Winton is part of the Cretaceous ‘golden triangle’ in outback Queensland, the other two being Hughenden and Richmond. All three were once submerged in the ancient Eromanga Sea. What was the Eromanga Sea? A body of water. But that’s not important right now. First priority was to find a place to set up for a few days. One place I wanted to visit was over 100klm’s away, and I wasn’t going to be towin’ the van everywhere. The Long Waterhole was only about 5klm out of town, a free piece of ground for the self-sufficient.

Even though the temperatures were dropping, everyone sought shelter under the trees. Apart from the usual suspects there were some unexpected interlopers. A pair of roosters would wander around the waterhole before dawn, alerting different caravans that the sun would be up shortly, and we shouldn’t miss it. Some vans were also lucky to have their own ‘cowcierge’ on standby, should any request need attending to.

With those two-legged alarm clocks killing the sleep-in vibe, I got up early one morning and headed for Lark Quarry Conservation Park, home to the Dinosaur Stampede National Monument. It’s 110klms south from Winton along an alternate tar and dirt road. I arrived well before the first ‘show’ and noticed a couple of scenic walks on offer. An opportunity to get some context on what I was about to discover.


The Centre is built into a small ridge and, once the tour started, it became clear why this exact location. Set in a temperature and weather controlled hangar, is a story of a lakeside stampede set in the mud of an ancient shoreline. It’s only a fraction of what still lays hidden beneath layers of rock. What’s even more impressive is how paleontologists can flesh out this moment in time, using science to determine the species, the direction, the speed and the urgency simply by examining a thousand footprints.






This is the only record of a dinosaur stampede in the world and, how is so often the case, discovered by accident (someone looking for opal) and a long time to ascertain it’s true significance. Speaking of opal, there’s lots of it out this way. There’s even a town called Opalton, and there area few opal shops and displays back in Winton. Now I wasn’t going to go looking myself, but as luck would have it, the star of Outback Opal Hunters, Joseph Taranto and his wife Natasha run The Opal Miner in Winton. Part shop, part museum, Natasha trusted me enough to pull some nice pieces out from under the glass for some of you to drool over.



Bladensburg National Park was just a few k past my digs and after five days, it was time for a change of scenery. Unfortunately less than 2klm’s in, corrugations not experienced since Kakadu appeared. It was not an experience I wished to re-live in what was essentially, scrub country.
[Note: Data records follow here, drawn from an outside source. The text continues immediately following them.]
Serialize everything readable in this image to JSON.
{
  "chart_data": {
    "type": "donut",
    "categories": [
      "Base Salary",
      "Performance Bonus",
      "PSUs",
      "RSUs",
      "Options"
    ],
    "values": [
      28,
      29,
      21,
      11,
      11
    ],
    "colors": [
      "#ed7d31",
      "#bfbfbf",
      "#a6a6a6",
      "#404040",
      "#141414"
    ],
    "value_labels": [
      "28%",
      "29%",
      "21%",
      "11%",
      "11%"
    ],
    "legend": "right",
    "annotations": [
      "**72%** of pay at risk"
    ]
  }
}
Beating an orderly retreat, I was still hopeful of finding somewhere else to spend a night. And then, a little bit of history remembered in a solitary monument and a pause to reflect on the long and unending struggle for justice and equity.

I did eventually find a spot next to the road, but the next morning I jumped up early and decided to make a run to Longreach.

There was one more stop on the way – the Australian Age of Dinosaurs. From the outside it looked impressive with several major displays spread over 50 acres, maybe more. But at nearly $80 admission and with a chip in the windscreen needing attention…… Living on the road full time is not an eternal sight seeing binge. Sometimes, frustrating decisions and little sacrifices have to be made. So, disappointed, but what a view from the ridge!!